The night Ernie walked in, he was mesmerized by her song MAKE YOU SMELL MY LOVE. (A little-known fact: Bob Dylan used this as his inspiration for his undeniable hit. Adele, too!) The lyrics go:
When they say rain will be in this place
And the whole world falls from grace
I could offer you my best ace
To make you smell my love
The Bible is unclear on what the Farknuckle smells like. The Baptists say one thing, the Methodists another, and the Catholics another. But whatever the smell was, Ernie was intoxicated by spirits of both drink and music.
Some of you may want to know about that night's freaky things. This website is not for that. I could charge you $19.99/mo for such details on another site, but for now, know that once the Farknuckle mates, it's for life. RIP, Farknuckle love life.
THE CHILDLESS YEARS
Ernie and Bertha Farknuckle went years without having young Farknuckles, mainly because they couldn't stand the sight of one another, and made their passionless passion a pastime—Ernie took up golf, and Bertha joined knitting circles.
This brings us back up to the Noah years. You may ask, "Why do you capitalize 'Farknuckle'?" The answer is simple and scientific. I don't know. I started the story that way and kept it that way for continuity. Plus, homage to the extinct species. You know?
Noah had a quota to keep—two-by-two were his orders, child-bearing or not. Besides, after his frustration with the bears, kangaroos, and sharks (how do you even get sharks on a boat anyhow? Perhaps that's when roller skates were invented.), Noah was exhausted and ready for this God-given project to be done.
Martha G, Noah's second Martha wife, was helpful in 'persuading' Bertha Farknuckle onto the ship. Persuading is a fancy word for lying, but we say persuading because it's not sinning when you use a fancier word.
Martha told Bertha, "You deserve a break from your unhappy union that God says you have to keep forever, whether you enjoy each other's company or not." She continued, "Come on board a holiday cruise. Get some fresh air and perspective." She finalized the deal by telling Bertha about the ark knitting group. That part is true. It's in the Bible.
Noah chose to do things the hard way. #bruteforce
For a donkey-dog-cat-chicken-looking animal, the Farknuckle could put up a fight. Thankfully, it wasn't fast. Noah was a decent wrestler (his great-great-grandson Jacob beat God in a match years later). Despite his exhaustion, he ousted the Farknuckle.
ON BOARD THE FATEFUL SHIP
Ernie Farknuckle was brooding in his disposition. Now that he was on board the ark and hearing all the lovemaking Noah and his sons were having, he wanted to redeem his relationship with Bertha. He wanted to prove himself. He wanted to be a hero.

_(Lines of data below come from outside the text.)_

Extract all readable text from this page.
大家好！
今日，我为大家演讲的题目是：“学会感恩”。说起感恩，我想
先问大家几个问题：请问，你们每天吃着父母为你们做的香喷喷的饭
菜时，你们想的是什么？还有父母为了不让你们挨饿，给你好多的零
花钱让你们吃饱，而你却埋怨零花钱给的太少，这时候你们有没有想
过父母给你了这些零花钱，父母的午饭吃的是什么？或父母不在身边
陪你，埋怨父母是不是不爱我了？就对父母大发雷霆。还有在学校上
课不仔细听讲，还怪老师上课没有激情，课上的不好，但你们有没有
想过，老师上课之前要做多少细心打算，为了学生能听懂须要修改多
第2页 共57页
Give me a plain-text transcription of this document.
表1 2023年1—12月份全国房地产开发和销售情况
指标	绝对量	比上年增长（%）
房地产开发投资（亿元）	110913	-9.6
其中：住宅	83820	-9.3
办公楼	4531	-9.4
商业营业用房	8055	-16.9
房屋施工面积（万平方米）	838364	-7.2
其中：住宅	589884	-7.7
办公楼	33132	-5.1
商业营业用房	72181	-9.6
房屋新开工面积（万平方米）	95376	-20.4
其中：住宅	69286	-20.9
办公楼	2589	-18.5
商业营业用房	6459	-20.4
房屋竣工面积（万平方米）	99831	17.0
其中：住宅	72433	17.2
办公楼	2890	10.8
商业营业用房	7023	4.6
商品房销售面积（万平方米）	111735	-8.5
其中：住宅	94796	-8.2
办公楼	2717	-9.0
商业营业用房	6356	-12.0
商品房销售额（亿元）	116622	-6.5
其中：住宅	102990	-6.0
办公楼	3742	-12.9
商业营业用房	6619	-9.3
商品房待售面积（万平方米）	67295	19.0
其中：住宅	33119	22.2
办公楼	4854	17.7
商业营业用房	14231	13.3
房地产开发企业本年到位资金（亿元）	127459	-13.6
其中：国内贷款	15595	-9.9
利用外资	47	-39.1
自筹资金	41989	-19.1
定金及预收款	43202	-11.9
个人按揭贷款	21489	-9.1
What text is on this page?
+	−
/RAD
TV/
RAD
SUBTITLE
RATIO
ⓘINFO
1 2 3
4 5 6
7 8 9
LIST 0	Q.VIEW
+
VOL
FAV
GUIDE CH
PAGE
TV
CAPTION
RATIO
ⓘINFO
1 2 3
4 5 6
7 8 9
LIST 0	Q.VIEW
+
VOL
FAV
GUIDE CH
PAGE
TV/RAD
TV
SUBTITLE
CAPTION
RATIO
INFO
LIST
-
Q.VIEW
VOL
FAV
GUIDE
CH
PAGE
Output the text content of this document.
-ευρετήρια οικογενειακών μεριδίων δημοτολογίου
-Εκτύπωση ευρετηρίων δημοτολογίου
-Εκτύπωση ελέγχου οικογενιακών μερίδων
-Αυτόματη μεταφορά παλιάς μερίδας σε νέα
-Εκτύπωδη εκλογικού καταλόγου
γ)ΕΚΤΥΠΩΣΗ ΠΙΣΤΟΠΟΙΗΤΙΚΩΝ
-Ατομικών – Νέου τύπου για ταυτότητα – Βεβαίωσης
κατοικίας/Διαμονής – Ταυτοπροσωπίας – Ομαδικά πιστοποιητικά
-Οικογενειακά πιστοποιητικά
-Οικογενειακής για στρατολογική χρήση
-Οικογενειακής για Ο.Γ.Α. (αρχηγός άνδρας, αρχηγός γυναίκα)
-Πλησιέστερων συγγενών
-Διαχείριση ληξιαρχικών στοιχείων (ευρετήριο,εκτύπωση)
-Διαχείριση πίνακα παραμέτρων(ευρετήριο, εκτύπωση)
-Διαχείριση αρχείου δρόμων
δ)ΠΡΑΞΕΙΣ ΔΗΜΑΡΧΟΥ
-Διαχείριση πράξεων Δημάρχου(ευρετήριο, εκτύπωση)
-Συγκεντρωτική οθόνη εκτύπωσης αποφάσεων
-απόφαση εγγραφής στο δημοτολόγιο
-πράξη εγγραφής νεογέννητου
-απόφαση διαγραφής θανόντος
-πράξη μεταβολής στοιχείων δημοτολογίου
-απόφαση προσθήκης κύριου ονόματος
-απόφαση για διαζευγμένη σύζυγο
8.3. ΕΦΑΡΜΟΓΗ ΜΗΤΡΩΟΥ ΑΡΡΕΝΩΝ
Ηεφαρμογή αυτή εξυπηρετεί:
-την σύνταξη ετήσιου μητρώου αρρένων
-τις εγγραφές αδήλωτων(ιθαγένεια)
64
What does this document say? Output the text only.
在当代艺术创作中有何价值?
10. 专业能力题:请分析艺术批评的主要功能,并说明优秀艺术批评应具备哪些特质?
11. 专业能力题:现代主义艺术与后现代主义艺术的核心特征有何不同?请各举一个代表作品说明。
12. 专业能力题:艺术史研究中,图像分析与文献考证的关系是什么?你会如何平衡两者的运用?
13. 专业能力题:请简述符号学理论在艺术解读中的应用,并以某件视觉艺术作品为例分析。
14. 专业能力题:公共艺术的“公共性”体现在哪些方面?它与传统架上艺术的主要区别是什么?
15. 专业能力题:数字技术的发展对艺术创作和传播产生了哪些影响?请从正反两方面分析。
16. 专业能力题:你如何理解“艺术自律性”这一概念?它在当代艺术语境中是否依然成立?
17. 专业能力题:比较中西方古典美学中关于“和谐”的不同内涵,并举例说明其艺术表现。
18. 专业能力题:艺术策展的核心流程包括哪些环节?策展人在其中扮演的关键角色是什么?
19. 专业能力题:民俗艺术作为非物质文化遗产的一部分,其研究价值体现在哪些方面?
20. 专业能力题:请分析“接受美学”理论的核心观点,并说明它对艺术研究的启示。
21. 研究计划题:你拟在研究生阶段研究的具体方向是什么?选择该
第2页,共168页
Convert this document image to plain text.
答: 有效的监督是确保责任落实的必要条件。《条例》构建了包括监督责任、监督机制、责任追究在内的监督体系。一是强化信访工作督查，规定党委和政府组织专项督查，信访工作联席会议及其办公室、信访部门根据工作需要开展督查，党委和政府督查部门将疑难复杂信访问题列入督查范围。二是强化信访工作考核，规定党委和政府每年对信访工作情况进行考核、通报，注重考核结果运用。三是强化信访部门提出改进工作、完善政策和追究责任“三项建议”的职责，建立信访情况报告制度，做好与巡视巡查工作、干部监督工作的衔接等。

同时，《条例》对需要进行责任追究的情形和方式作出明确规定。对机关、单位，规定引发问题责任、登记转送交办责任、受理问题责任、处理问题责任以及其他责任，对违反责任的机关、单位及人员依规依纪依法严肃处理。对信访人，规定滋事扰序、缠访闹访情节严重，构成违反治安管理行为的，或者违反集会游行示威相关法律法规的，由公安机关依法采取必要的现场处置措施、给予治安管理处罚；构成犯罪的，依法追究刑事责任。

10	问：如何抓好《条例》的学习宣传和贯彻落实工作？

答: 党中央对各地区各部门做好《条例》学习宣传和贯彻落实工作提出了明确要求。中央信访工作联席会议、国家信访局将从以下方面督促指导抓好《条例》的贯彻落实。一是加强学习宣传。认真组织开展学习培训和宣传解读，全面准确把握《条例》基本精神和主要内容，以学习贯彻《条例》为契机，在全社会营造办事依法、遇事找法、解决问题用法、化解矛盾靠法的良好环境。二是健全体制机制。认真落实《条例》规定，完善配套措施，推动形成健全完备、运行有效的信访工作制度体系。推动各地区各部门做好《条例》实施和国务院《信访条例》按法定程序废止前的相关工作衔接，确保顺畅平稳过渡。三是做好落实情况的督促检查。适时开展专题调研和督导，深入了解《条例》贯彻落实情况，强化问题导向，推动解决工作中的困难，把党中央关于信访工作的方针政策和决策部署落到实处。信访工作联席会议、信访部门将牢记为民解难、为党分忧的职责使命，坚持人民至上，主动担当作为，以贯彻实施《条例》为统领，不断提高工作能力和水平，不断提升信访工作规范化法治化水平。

As he paced the corridors of the ark, he kept thinking, "I used to think that I could not go on, and life was nothing but an awful song." Tears welled up in his eyes. "But now I know the meaning of true love."
He used his cat-stubby arms to climb the ship's railing, wet with rain. He said, "I'm leaning on the everlasting arms." The boat rocked back and forth in the storm, yet Ernie Farknuckle climbed on, saying, "If I can see it, then I can do it."
Something was pulling inside Bertha's heart to go outside. She saw that ugly creature that was her mate climbing up to the top of the ship's edge. She heard Ernie continue, "If I just believe it, there's nothing to it." Just as he launched himself over the ship, she yelled out to him.
"I believe I can fly," cried Ernie as he flew up, down, down, down. Sounding more distant as he fell, "I believe I can touch the sky. I think about it every…." PLOP. WHISH.
He was gone. Not only could Ernie Farknuckle not fly, but he also couldn't swim.
Bertha Farknuckle was the widow of an ugly, stupid, flightless beast. At least their legacy leaves us with two great songs and one heck of a story.